Thursday, October 09, 2008

Heroic Names

I sometimes wonder if other authors agonize over naming characters as much as I do. I suspect so. I know I sometimes have to try out two or three different names for a character until I find the one that fits just right.

I struggled most with finding the right names for my heroes. I want something strong, not too long or unwiledy or difficult to pronounce. But I also like the name to be memorable.

This month's collection of Harlequin American Romances has some great heroic named. The hero in Margot Early's Holding the Baby is named Mark Logan -- a nice, solid name. In Finally a Baby, Lisa Child's Eric South is another strong, male name. Holly Jacobs gives us Henry Remington in her new release, Once Upon a Thanksgiving. I love the name Henry -- slightly old-fashioned but strong and well, manyly. And finally we have Cathy Gillen Thacker's The Inherited Twins. Hero Heath McPherson has a name that screamed romance. Though he's an all-American guy, he could have stepped out of a Scottish Moor. Clearly, these American authors know how to pick good heroic names.

When I wrote my most recent American, The Right Mr. Wrong, I gave into my penchant for unusual names with my hero, Hagan Ansdar. Hagan is from Norway, so I wanted a Norwegian name.

Of course, the most unusual name in my Crested Butte books belongs to Zephyr, the local rock star, snow boarder and general comic relief. He burst into my imagination name and all -- Zephyr, no last name, no explanation -- and no other name wuold fit him as well.

My next Harlequin American will be out in May 2009. Another Crested Butte story, this one features Zephyr's best friend, Bryan as The Man Most Likely. The name Bryan meets all my qualifications -- strong, short and it fits my charcter.

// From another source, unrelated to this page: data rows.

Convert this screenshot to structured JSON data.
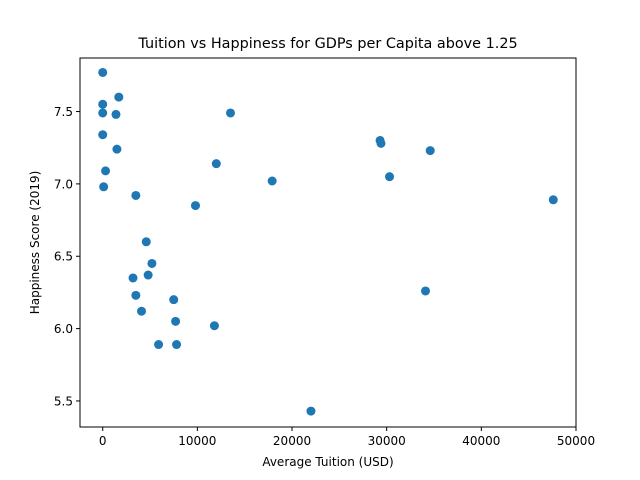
{
  "chart_data": {
    "type": "scatter",
    "title": "Tuition vs Happiness for GDPs per Capita above 1.25",
    "xlabel": "Average Tuition (USD)",
    "ylabel": "Happiness Score (2019)",
    "xlim": [
      -2400,
      50000
    ],
    "ylim": [
      5.32,
      7.87
    ],
    "xticks": [
      0,
      10000,
      20000,
      30000,
      40000,
      50000
    ],
    "xtick_labels": [
      "0",
      "10000",
      "20000",
      "30000",
      "40000",
      "50000"
    ],
    "yticks": [
      5.5,
      6.0,
      6.5,
      7.0,
      7.5
    ],
    "ytick_labels": [
      "5.5",
      "6.0",
      "6.5",
      "7.0",
      "7.5"
    ],
    "grid": false,
    "marker_color": "#1f77b4",
    "points": [
      {
        "x": 0,
        "y": 7.77
      },
      {
        "x": 0,
        "y": 7.55
      },
      {
        "x": 0,
        "y": 7.49
      },
      {
        "x": 0,
        "y": 7.34
      },
      {
        "x": 100,
        "y": 6.98
      },
      {
        "x": 300,
        "y": 7.09
      },
      {
        "x": 1400,
        "y": 7.48
      },
      {
        "x": 1500,
        "y": 7.24
      },
      {
        "x": 1700,
        "y": 7.6
      },
      {
        "x": 3200,
        "y": 6.35
      },
      {
        "x": 3500,
        "y": 6.92
      },
      {
        "x": 3500,
        "y": 6.23
      },
      {
        "x": 4100,
        "y": 6.12
      },
      {
        "x": 4600,
        "y": 6.6
      },
      {
        "x": 4800,
        "y": 6.37
      },
      {
        "x": 5200,
        "y": 6.45
      },
      {
        "x": 5900,
        "y": 5.89
      },
      {
        "x": 7500,
        "y": 6.2
      },
      {
        "x": 7700,
        "y": 6.05
      },
      {
        "x": 7800,
        "y": 5.89
      },
      {
        "x": 9800,
        "y": 6.85
      },
      {
        "x": 11800,
        "y": 6.02
      },
      {
        "x": 12000,
        "y": 7.14
      },
      {
        "x": 13500,
        "y": 7.49
      },
      {
        "x": 17900,
        "y": 7.02
      },
      {
        "x": 22000,
        "y": 5.43
      },
      {
        "x": 29300,
        "y": 7.3
      },
      {
        "x": 29400,
        "y": 7.28
      },
      {
        "x": 30300,
        "y": 7.05
      },
      {
        "x": 34100,
        "y": 6.26
      },
      {
        "x": 34600,
        "y": 7.23
      },
      {
        "x": 47600,
        "y": 6.89
      }
    ]
  }
}
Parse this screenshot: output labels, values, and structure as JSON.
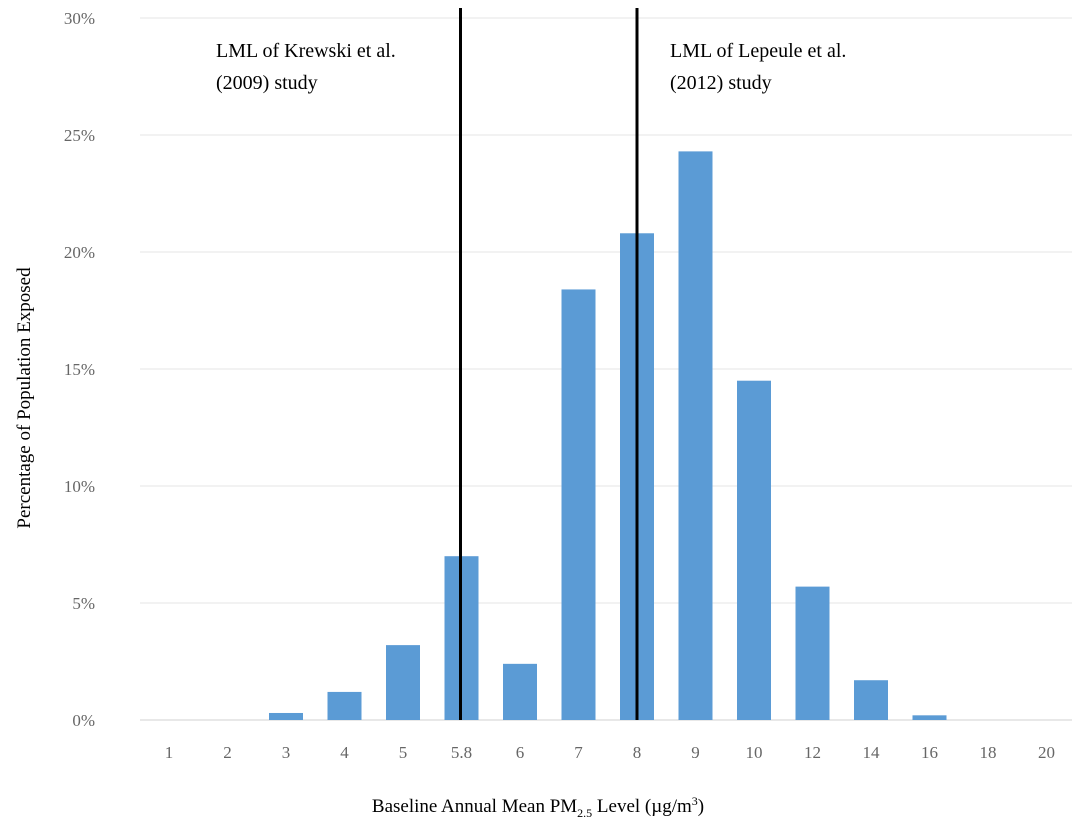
{
  "chart_data": {
    "type": "bar",
    "categories": [
      "1",
      "2",
      "3",
      "4",
      "5",
      "5.8",
      "6",
      "7",
      "8",
      "9",
      "10",
      "12",
      "14",
      "16",
      "18",
      "20"
    ],
    "series": [
      {
        "values": [
          0,
          0,
          0.3,
          1.2,
          3.2,
          7.0,
          2.4,
          18.4,
          20.8,
          24.3,
          14.5,
          5.7,
          1.7,
          0.2,
          0,
          0
        ]
      }
    ],
    "title": "",
    "xlabel": "Baseline Annual Mean PM",
    "xlabel_sub": "2.5",
    "xlabel_rest": " Level (µg/m",
    "xlabel_sup": "3",
    "xlabel_end": ")",
    "ylabel": "Percentage of Population Exposed",
    "ylim": [
      0,
      30
    ],
    "yticks": [
      0,
      5,
      10,
      15,
      20,
      25,
      30
    ],
    "ytick_labels": [
      "0%",
      "5%",
      "10%",
      "15%",
      "20%",
      "25%",
      "30%"
    ],
    "grid": "horizontal",
    "bar_color": "#5b9bd5",
    "vertical_lines": [
      {
        "at": "5.8",
        "line1": "LML  of Krewski et al.",
        "line2": "(2009) study"
      },
      {
        "at": "8",
        "line1": "LML  of Lepeule et al.",
        "line2": "(2012) study"
      }
    ]
  }
}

What do you readers thing? Do you like more ordinary names, or exotic ones for your heroes? Do you have any pet peeves or names you don't like? Let us know!

5 comments:

Estella said...

All I ask is that a heroes name be pronounceable.

Ellen said...

Like Estella said I like names that can be pronounced, otherwise I don't much care what their names are.

Hope Chastain said...

As a reader & writer, I like for the name to fit the character. I wouldn't give a strong Hero a wimpy name (unless I was going for comic relief, or playing against type). I think all the H names in this month's selection of HARs are good.

Incidentally, I'd love to read one with Zephyr as the Hero! (Of course, you'll have to tie him to a chair and browbeat him till he tells you the name he was born with, because unless he's changed it legally, he can't marry the heroine with it...)

Stephanie said...

I have one of those 50,000 name baby books that helps me. Unfortunately, I get overwhelmed at all of them, so usually I just have to close my eyes and try to hear my heroine calling him something. Most of the time that works but there are a few names that I always come back to that fit almost every character, among them being Jake. That name haunts me and I have no idea why!!!

Anonymous said...

Being able to pronounce the name is the biggy for me. If I can't pronounce it, it draws me out of the story and then I compensate by substituting a name of my choice.

Stephanie, that's a great ideas about imagining your heroine calling him something. I'll have to try that. My last few heroes' haven't been a problem. As a matter of fact, one of them knew what his name was and I never argued, because he was so insistent and the name fit so well.